E had his regular echocardiogram and cardiology appointments yesterday at Hopkins. The echo was very thorough and included new 3D pictures of his heart. We saw Dr. Pardo for the first time. She is in the same group as Dr. Dietz and Libby, whom we have seen in previous appointments.
At our last appointment in October, E’s aorta root measured 3.7 cm. That felt comfortably far enough away to give us a sense of security. You see, in Loeys-Dietz patients 4.0 cm is the magic number. When the root reaches that diameter, it runs the risk of dissecting and therefore it is time to schedule valve-sparing aorta root replacement surgery to prevent that from happening.
Eddie’s aorta is now at 4.0. The magic number. Time to talk surgeons.
It’s so strange to hear that. We’ve been working like crazy to prevent that from happening since he was 2. But the reality is we’ve known we couldn’t stop it…..we were only pushing it back. And now it’s here.
When Dr. Pardo said 4, I actually gasped a bit. Nothing overly dramatic, but just was surprised because each appointment I always thought….not this one, not this one, not this one. The pleasant reality, though, is hearing that magic number isn’t all that earth shattering. They didn’t rush him right off to meet a surgeon or get whisked away at that moment for surgery. E didn’t break down in to a thousand crying, hysterical pieces. There was no outcry for a second opinion or denial that this could be happening. There was just a shock but slowly an acceptance of the time has come…..of course, it doesn’t have to come today.
In fact, we have many decisions to make. The first is timing. The idea of E missing six weeks of school or more is daunting. He’s a high school student that wants to go to college so grades are important. After surgery, I want him to just focus on healing and at that point (even though I’m a teacher) I won’t give a rat’s ass about his grades or making up work. I’ll just want him healthy. Additionally, his dad and I are both teachers. Logistically, it makes a lot of sense to do the surgery in the summer. Dr. Pardo said since he has just reached that magic number, we could wait but the surgery must be done within a year. So if not this summer….next summer.

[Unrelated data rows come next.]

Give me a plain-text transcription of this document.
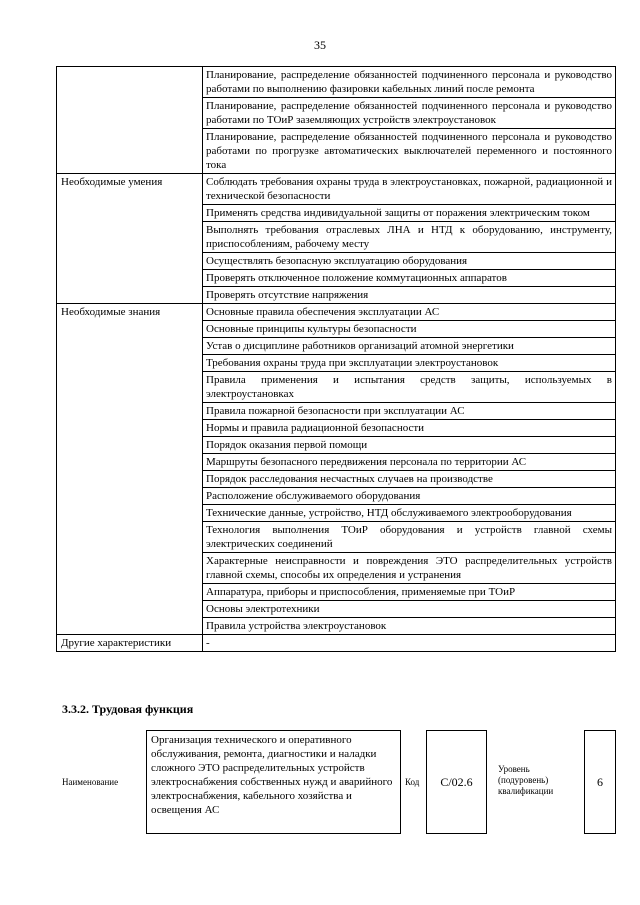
35
	Планирование, распределение обязанностей подчиненного персонала и руководство работами по выполнению фазировки кабельных линий после ремонта
	Планирование, распределение обязанностей подчиненного персонала и руководство работами по ТОиР заземляющих устройств электроустановок
	Планирование, распределение обязанностей подчиненного персонала и руководство работами по прогрузке автоматических выключателей переменного и постоянного тока
Необходимые умения	Соблюдать требования охраны труда в электроустановках, пожарной, радиационной и технической безопасности
	Применять средства индивидуальной защиты от поражения электрическим током
	Выполнять требования отраслевых ЛНА и НТД к оборудованию, инструменту, приспособлениям, рабочему месту
	Осуществлять безопасную эксплуатацию оборудования
	Проверять отключенное положение коммутационных аппаратов
	Проверять отсутствие напряжения
Необходимые знания	Основные правила обеспечения эксплуатации АС
	Основные принципы культуры безопасности
	Устав о дисциплине работников организаций атомной энергетики
	Требования охраны труда при эксплуатации электроустановок
	Правила применения и испытания средств защиты, используемых в электроустановках
	Правила пожарной безопасности при эксплуатации АС
	Нормы и правила радиационной безопасности
	Порядок оказания первой помощи
	Маршруты безопасного передвижения персонала по территории АС
	Порядок расследования несчастных случаев на производстве
	Расположение обслуживаемого оборудования
	Технические данные, устройство, НТД обслуживаемого электрооборудования
	Технология выполнения ТОиР оборудования и устройств главной схемы электрических соединений
	Характерные неисправности и повреждения ЭТО распределительных устройств главной схемы, способы их определения и устранения
	Аппаратура, приборы и приспособления, применяемые при ТОиР
	Основы электротехники
	Правила устройства электроустановок
Другие характеристики	-
3.3.2. Трудовая функция
Наименование
Организация технического и оперативного обслуживания, ремонта, диагностики и наладки сложного ЭТО распределительных устройств электроснабжения собственных нужд и аварийного электроснабжения, кабельного хозяйства и освещения АС
Код	С/02.6
Уровень (подуровень) квалификации
6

However, waiting brings its own risks. Including a life threatening dissection. But probably not….but there’s a chance. Could we deal with the anxiety of having that loom over us for a year?

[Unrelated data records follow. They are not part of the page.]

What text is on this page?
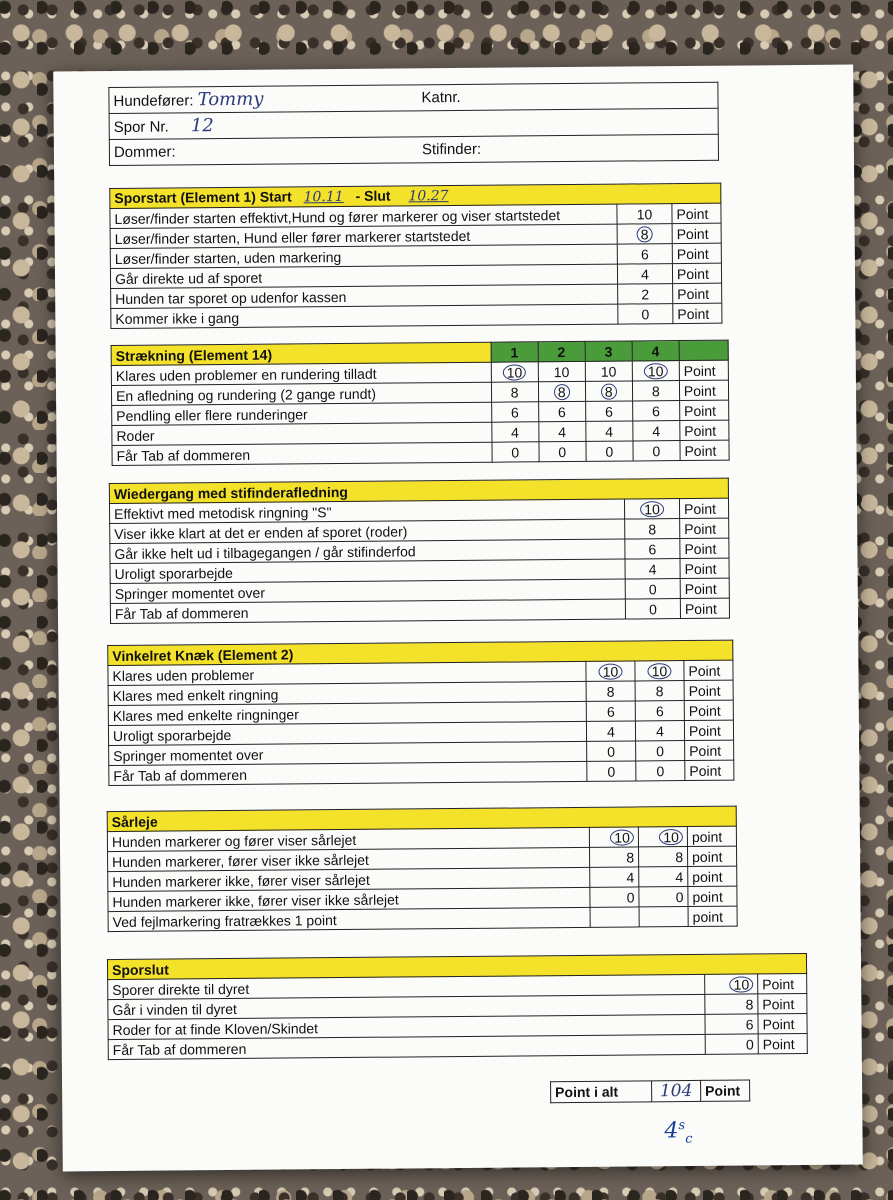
Hundefører: Tommy	Katnr.
Spor Nr. 12	
Dommer:	Stifinder:
Sporstart (Element 1) Start 10.11 - Slut 10.27		
Løser/finder starten effektivt,Hund og fører markerer og viser startstedet	10	Point
Løser/finder starten, Hund eller fører markerer startstedet	8	Point
Løser/finder starten, uden markering	6	Point
Går direkte ud af sporet	4	Point
Hunden tar sporet op udenfor kassen	2	Point
Kommer ikke i gang	0	Point
Strækning (Element 14)	1	2	3	4	
Klares uden problemer en rundering tilladt	10	10	10	10	Point
En afledning og rundering (2 gange rundt)	8	8	8	8	Point
Pendling eller flere runderinger	6	6	6	6	Point
Roder	4	4	4	4	Point
Får Tab af dommeren	0	0	0	0	Point
Wiedergang med stifinderafledning		
Effektivt med metodisk ringning "S"	10	Point
Viser ikke klart at det er enden af sporet (roder)	8	Point
Går ikke helt ud i tilbagegangen / går stifinderfod	6	Point
Uroligt sporarbejde	4	Point
Springer momentet over	0	Point
Får Tab af dommeren	0	Point
Vinkelret Knæk (Element 2)			
Klares uden problemer	10	10	Point
Klares med enkelt ringning	8	8	Point
Klares med enkelte ringninger	6	6	Point
Uroligt sporarbejde	4	4	Point
Springer momentet over	0	0	Point
Får Tab af dommeren	0	0	Point
Sårleje			
Hunden markerer og fører viser sårlejet	10	10	point
Hunden markerer, fører viser ikke sårlejet	8	8	point
Hunden markerer ikke, fører viser sårlejet	4	4	point
Hunden markerer ikke, fører viser ikke sårlejet	0	0	point
Ved fejlmarkering fratrækkes 1 point			point
Sporslut		
Sporer direkte til dyret	10	Point
Går i vinden til dyret	8	Point
Roder for at finde Kloven/Skindet	6	Point
Får Tab af dommeren	0	Point
Point i alt	104	Point
$4^s_c$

And then there’s the choice of location. He could come here to Hopkins. The surgeon here has probably done more of these surgeries on pediatric LDS patients than anyone else in the world just because he’s at Hopkins. And then E’s other docs are nearby. But it’s six hours from home. And we would need to plan on being here around three weeks to a month.
Or we could have it done at Duke which is really emerging as a knowledgable and experienced facility for LDS patients in the South….and it’s less than 2 hours from home. But E has never been seen there and isn’t as comfortable because of that. But he could go home after hospitalization and travel back and forth for post op visits. Plus, he’s more likely to have friends and family visit…including his little brother.
A little overwhelmed now that we’re here, but today we’re okay. Heading home this afternoon and getting back into normal life of school and work tomorrow. I’ll update as we continue down this journey.